В марте Ральф предложил Поппи перебраться в Лондон. «Можно поселиться в доме у Фейт, — сказал он: — поскольку Джейк там больше не живет, свободных комнат полно». Поппи ответила отказом. Ей казалось, что это сумасшествие — взять и прямо сейчас переехать в Лондон, а кроме того, ей было хорошо в Херонсмиде. К ее изумлению, Ральф не стал настаивать. Он только пожал плечами, сказал: «Как хочешь», — и отправился на очередную прогулку. Тогда Поппи еще не понимала, какие последствия вызовет ее отказ уехать из Херонсмида.

Поппи списывала угрюмость и раздражительность Ральфа на то, что он вынужден жить в ненавистной ему стране. До тех пор пока месяц назад не нашла эту записку. В тот день внезапно полил сильный дождь. Поппи кинулась спасать сохнущее на веревке белье и схватила первое попавшееся под руку пальто. Это оказалось старое черное пальто Ральфа. Выбегая в сад, она непроизвольно сунула руки в карманы и нащупала смятый клочок бумаги. Поппи развернула его, ожидая увидеть… ну, например, рецепт. Или театральный билет. Но уж никак не любовную записку.

Она помнила, как стояла в саду, и дождь размывал синие буквы. Через пару минут уже нельзя было прочесть ни слова. Но каждое из них она запомнила навсегда.

«Милый Ральф — ты еще по мне не соскучился?

Л.»

Первой ее мыслью было — как все это банально. Любовная записка в кармане пальто. Как заурядно. И это Ральф, который гордился своей оригинальностью!.. Потом, когда душевная боль начала нарастать, она попыталась убедить себя в том, что ошибается. Что это записка от приятеля. Что в ней нет ничего компрометирующего. Но ей это не удалось. «Милый Ральф — ты еще по мне не соскучился? Л.». Сколько надменности, подумалось ей, в этих восьми словах, сколько самонадеянности.
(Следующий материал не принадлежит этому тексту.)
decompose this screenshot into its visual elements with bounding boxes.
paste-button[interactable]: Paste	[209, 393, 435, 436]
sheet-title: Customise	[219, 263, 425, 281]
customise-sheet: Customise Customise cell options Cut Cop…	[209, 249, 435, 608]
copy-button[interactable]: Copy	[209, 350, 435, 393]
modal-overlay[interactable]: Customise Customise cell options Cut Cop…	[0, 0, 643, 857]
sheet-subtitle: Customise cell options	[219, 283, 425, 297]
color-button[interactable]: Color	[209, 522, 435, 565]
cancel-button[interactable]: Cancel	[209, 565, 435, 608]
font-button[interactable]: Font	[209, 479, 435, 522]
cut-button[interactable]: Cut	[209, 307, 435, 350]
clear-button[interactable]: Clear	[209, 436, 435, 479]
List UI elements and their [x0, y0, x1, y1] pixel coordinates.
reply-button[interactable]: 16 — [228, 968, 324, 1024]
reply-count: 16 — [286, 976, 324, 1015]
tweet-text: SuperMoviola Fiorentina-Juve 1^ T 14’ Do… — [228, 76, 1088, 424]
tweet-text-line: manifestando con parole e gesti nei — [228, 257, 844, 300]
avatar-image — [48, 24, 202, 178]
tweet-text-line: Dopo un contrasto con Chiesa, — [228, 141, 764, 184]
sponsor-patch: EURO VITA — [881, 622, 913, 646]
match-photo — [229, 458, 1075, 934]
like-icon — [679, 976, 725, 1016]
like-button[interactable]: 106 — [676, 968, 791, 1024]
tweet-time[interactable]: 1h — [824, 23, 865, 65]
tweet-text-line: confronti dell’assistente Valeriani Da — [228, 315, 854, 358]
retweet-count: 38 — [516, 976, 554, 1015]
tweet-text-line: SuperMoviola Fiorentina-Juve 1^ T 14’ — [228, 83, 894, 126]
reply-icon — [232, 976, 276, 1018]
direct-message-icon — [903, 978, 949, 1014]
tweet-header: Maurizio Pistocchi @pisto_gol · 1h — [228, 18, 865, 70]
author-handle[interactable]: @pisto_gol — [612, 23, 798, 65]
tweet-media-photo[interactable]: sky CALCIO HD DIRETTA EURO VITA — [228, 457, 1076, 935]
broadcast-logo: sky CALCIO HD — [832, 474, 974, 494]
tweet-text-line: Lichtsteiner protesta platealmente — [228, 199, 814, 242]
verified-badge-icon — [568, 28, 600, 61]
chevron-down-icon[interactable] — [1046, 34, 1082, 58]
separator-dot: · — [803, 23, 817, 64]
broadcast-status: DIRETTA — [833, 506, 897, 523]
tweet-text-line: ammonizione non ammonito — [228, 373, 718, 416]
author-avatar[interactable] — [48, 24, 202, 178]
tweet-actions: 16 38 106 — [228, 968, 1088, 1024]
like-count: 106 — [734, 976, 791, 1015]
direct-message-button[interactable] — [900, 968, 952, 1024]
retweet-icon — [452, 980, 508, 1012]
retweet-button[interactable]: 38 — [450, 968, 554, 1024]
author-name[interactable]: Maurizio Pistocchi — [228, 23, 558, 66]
Теперь Поппи взглянула на поведение Ральфа по-новому и увидела: то, что она принимала за недовольство окружением, в котором ему приходится жить, на самом деле было нетерпением влюбленного. Ненавидя себя за то, что делает это, и Ральфа — за то, что он вынуждает ее это делать, Поппи как-то раз проследила за ним во время его вечерней прогулки. Он направился к телефонной будке на другом конце деревни. Он разговаривал больше часа. И Поппи догадалась, с кем он говорил, — с Л.

У Ральфа и в прошлом бывали романы, всегда с кем-нибудь из Квартиранток. В первый раз это случилось после рождения Николь, когда Поппи болела и у них совсем не было денег. Потом, в тридцать седьмом, когда они уехали из Испании, была Луиза. Поппи смогла припомнить еще пару случаев. Эти романы длились самое большее пару недель, пока Поппи не отправляла девицу паковать вещи, а Ральф не начинал умолять ее о прощении. Она прощала его, потому что понимала: эти женщины ничего не значат для Ральфа и они нужны ему, только чтобы поддерживать его самолюбие в трудные времена.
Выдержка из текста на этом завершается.